Muhtar'ın Selçuk'a verdiği değer
Abone olReha Muhtar, İlhan Selçuk'un kendi yazısından alıntı yaptığı yazısına geniş yer verdi. Muhtar, gazetecilikte 'etik mi, tetik mi?' felsefesinde acaba Selçuk'u nereye koydu
Önce Türkiye'de gazeteciliğin tartışmasız bir numaralı duayeni
İlhan Selçuk'un Cumhuriyet'te yayınlanan yazısını bir okuyun..
Sonra, ben de bir şeyleri paylaşacağım sizinle..
En Güvenilmez Meslek Hangisi?..
"Artık bazı şeyleri söylemenin ve yazmanın zamanı geldi.. Artık,
yalaka olma hobisinden mustarip kıt beyinli kurnazların okuyucuyu
aptal yerine koymalarına dur deme zamanı geldi..
Türkiye'de bütün araştırmalara bakın.. En güvenilmez meslekler
grubu listesinin başında kimler var?..
Gazeteciler var...
Niye gazeteciler var?.. Çünkü alem kör ve sağır değil.. Yıllarca bu
meslekte gruplararası ticari savaşlar yaşandı.. Bu ticari savaşlar,
gazeteler ve televizyonlar üzerinden yapıldı.. Okuyucuyu aptal
zannedenler, attıkları manşetlerin, yazdıkları yazıların,
televizyonda yaptıkları programların 'altında hangi hesapların
yattığını' millet anlamaz zannettiler..
Oysa insanlar aptal değildi.. Anlı şanlı gazetelerin,
televizyonların neyin aracı haline getirildiğini herkes fark
ediyordu.. Haberlerinde tarafsız olması gereken gazetelerin ne hale
düştüğünü okuyucu çoktan anlamıştı.
Artık hangi yazının altında ne var, hangi amaç var, onun
bulmacasını oyun haline getirmişti.."
Yukarıdaki satırlar, Reha Muhtar'ın Sabah'taki köşesinden
aktarıldı...
Medyamızın gerçeğini tastamam dile getiriyor... En güvenilmez
meslek gruplarının en başına gazeteciler bağdaş kurup oturmuşlar...
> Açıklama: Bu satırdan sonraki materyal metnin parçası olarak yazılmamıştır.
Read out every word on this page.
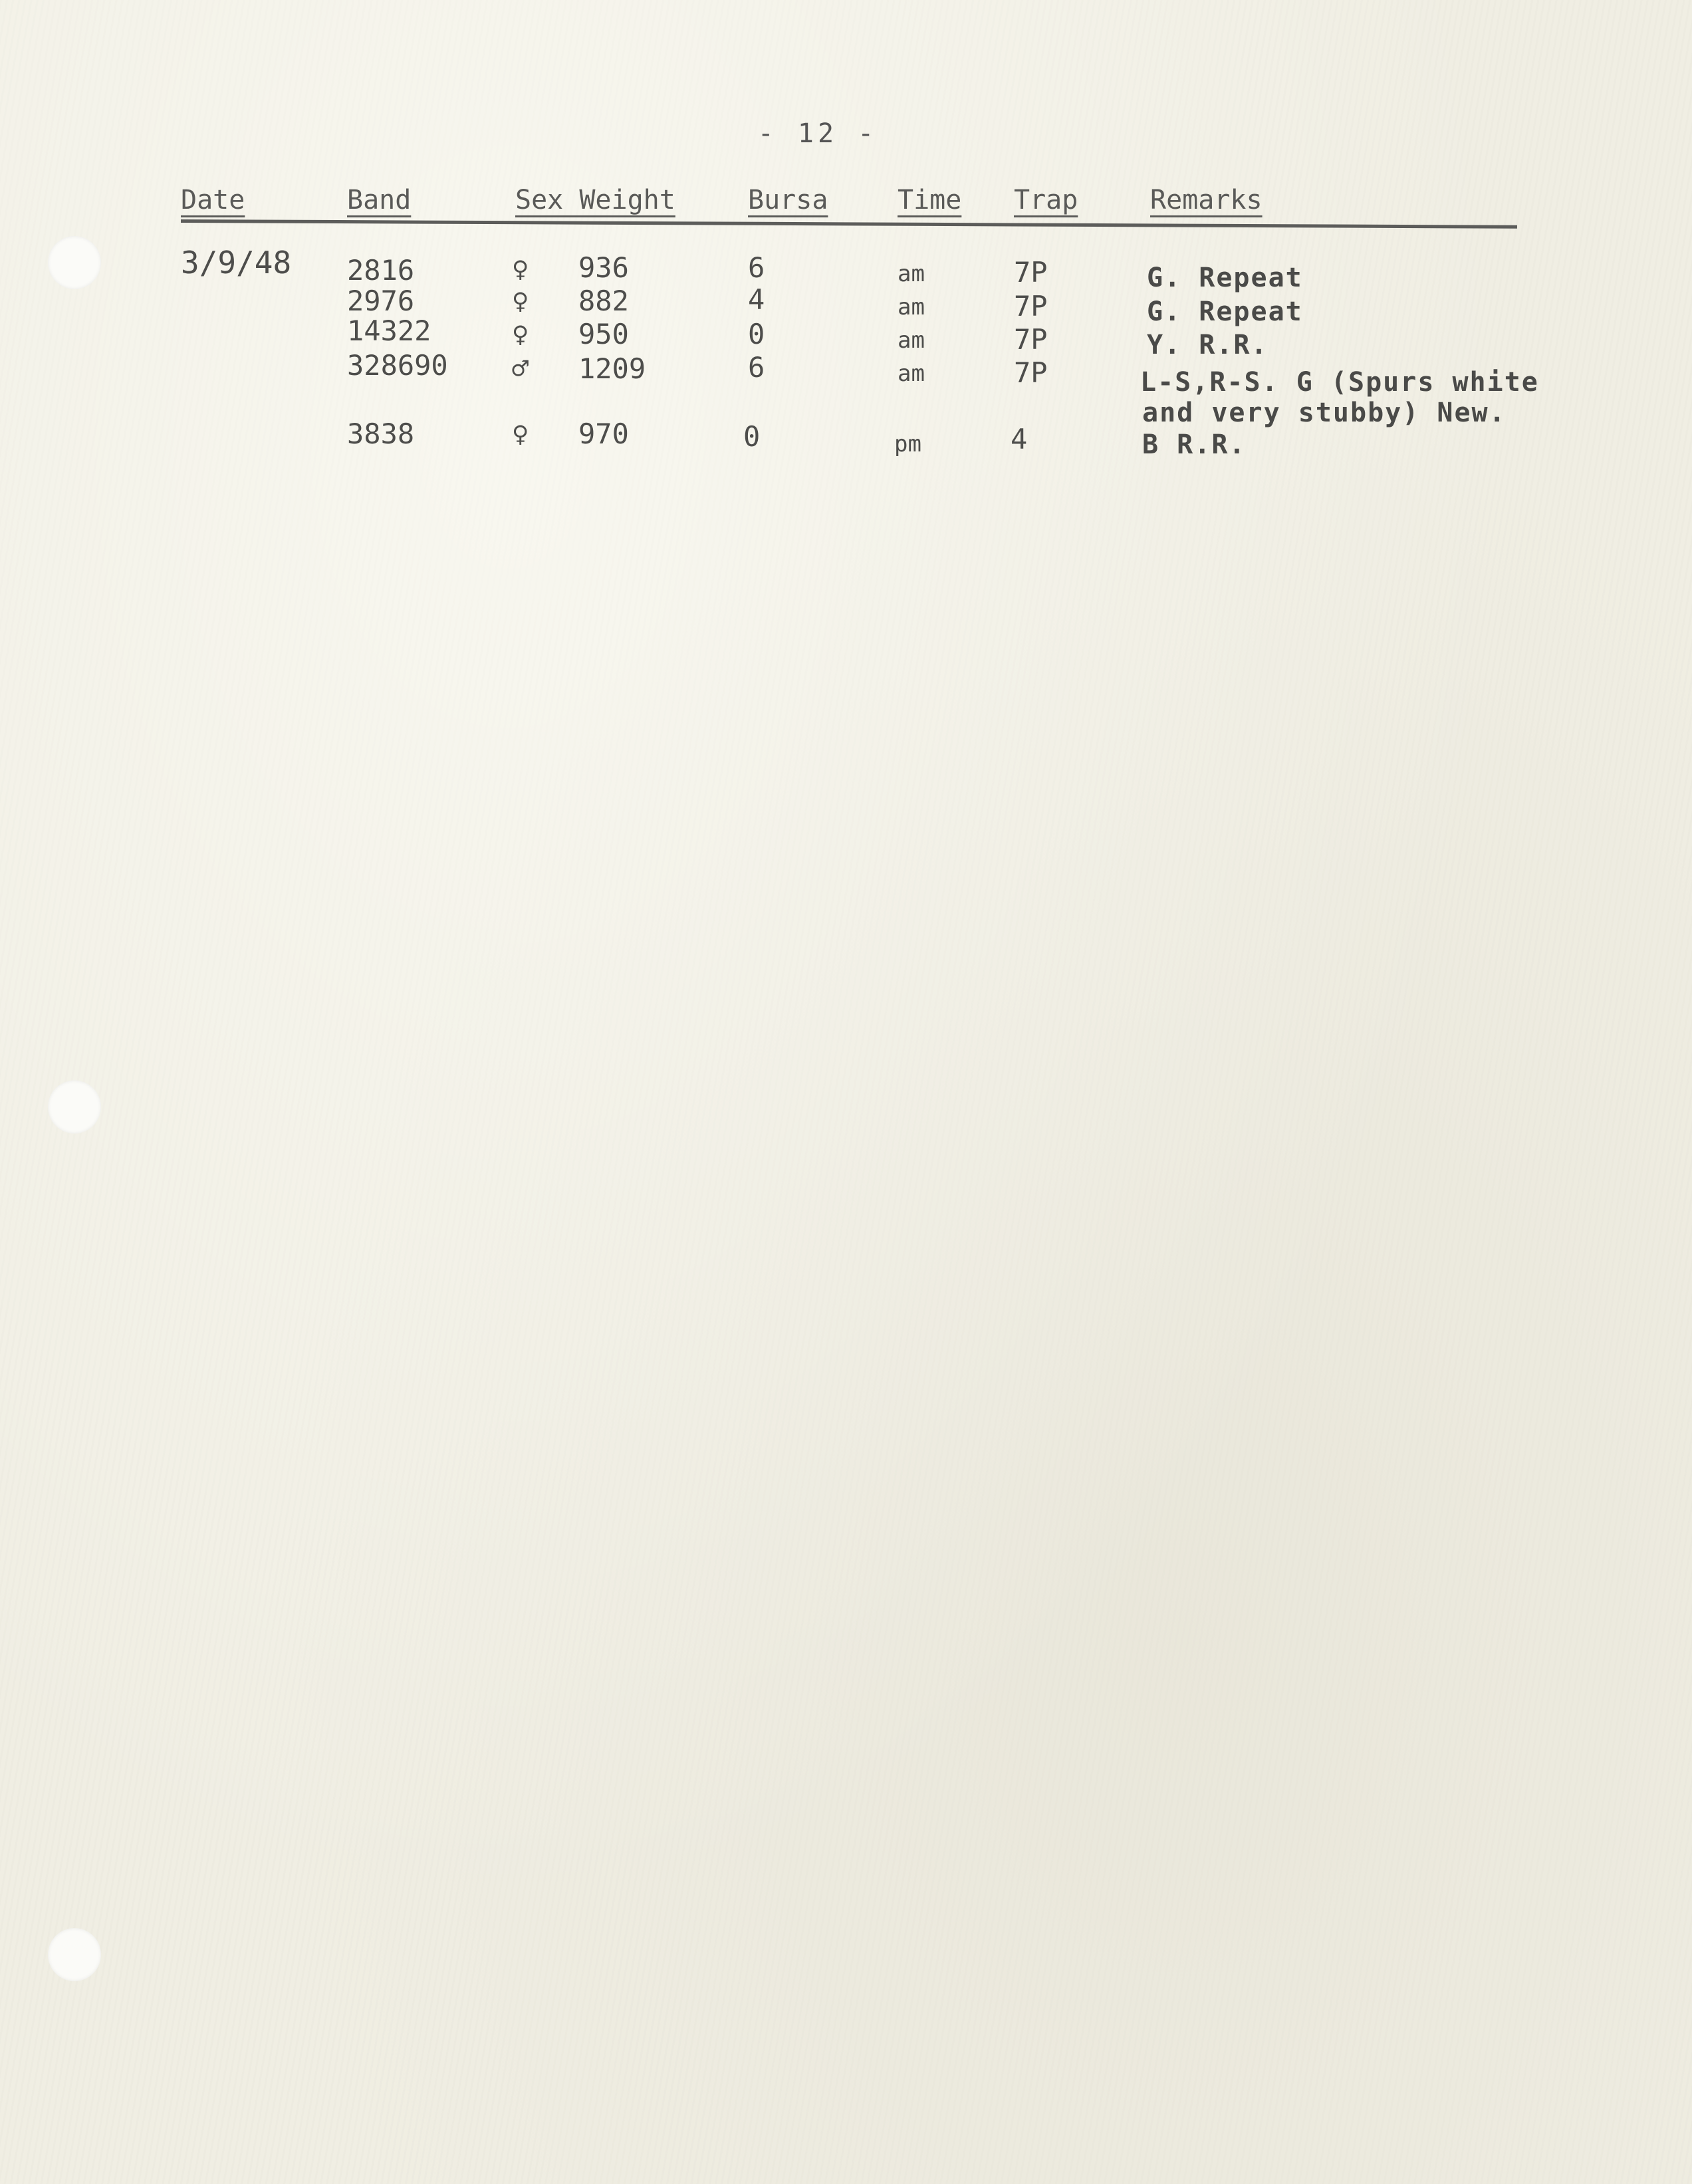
- 12 -
Date	Band	Sex Weight	Bursa	Time Trap	Remarks
3/9/48 2816	♀ 936	6	am	7P	G. Repeat
2976	♀ 882	4	am	7P	G. Repeat
14322	♀ 950	0	am	7P	Y. R.R.
328690 ♂ 1209	6	am	7P	L-S,R-S. G (Spurs white
and very stubby) New.
3838	♀ 970	0	pm	4	B R.R.
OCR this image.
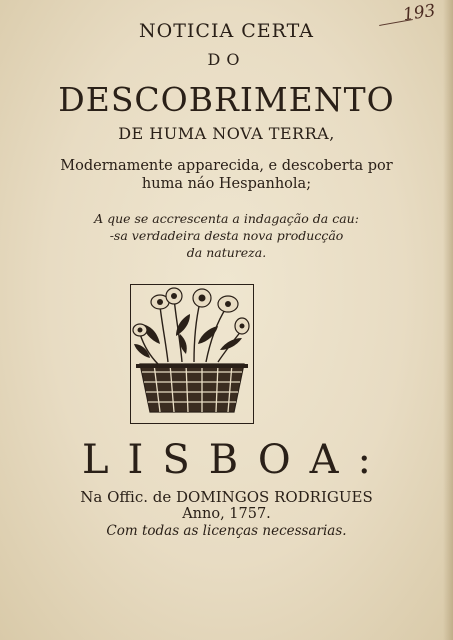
193
NOTICIA CERTA
DO
DESCOBRIMENTO
DE HUMA NOVA TERRA,
Modernamente apparecida, e descoberta por
huma náo Hespanhola;
A que se accrescenta a indagação da cau:
-sa verdadeira desta nova producção
da natureza.
LISBOA:
Na Offic. de DOMINGOS RODRIGUES
Anno, 1757.
Com todas as licenças necessarias.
Aklı başında birine gidip de 'gazeteci' dedin mi soruyor:
-Gazeteci mi tetikçi mi?..
Mesleğin gerçekten de üç kuruş otuz paralık saygınlığı kalmadı.
Tetikçilerin banka cüzdanlarındaki sağdan bol sıfırlı hesapları
şişti, villalarının kapısında bekleyen lüks arabaların sayısı
arttı.
İyi ki bizim Uğur Mumcu bu günleri görmedi; "araştırmacı
gazetecilik" türünün bu denli kötüye kullanılıp şantaj aracı, çıkar
silahı, patronun amacına uygun yalan dolan yöntemi olarak ilginç
bir mesleğe dönüştüğünü görse ne yapardı?..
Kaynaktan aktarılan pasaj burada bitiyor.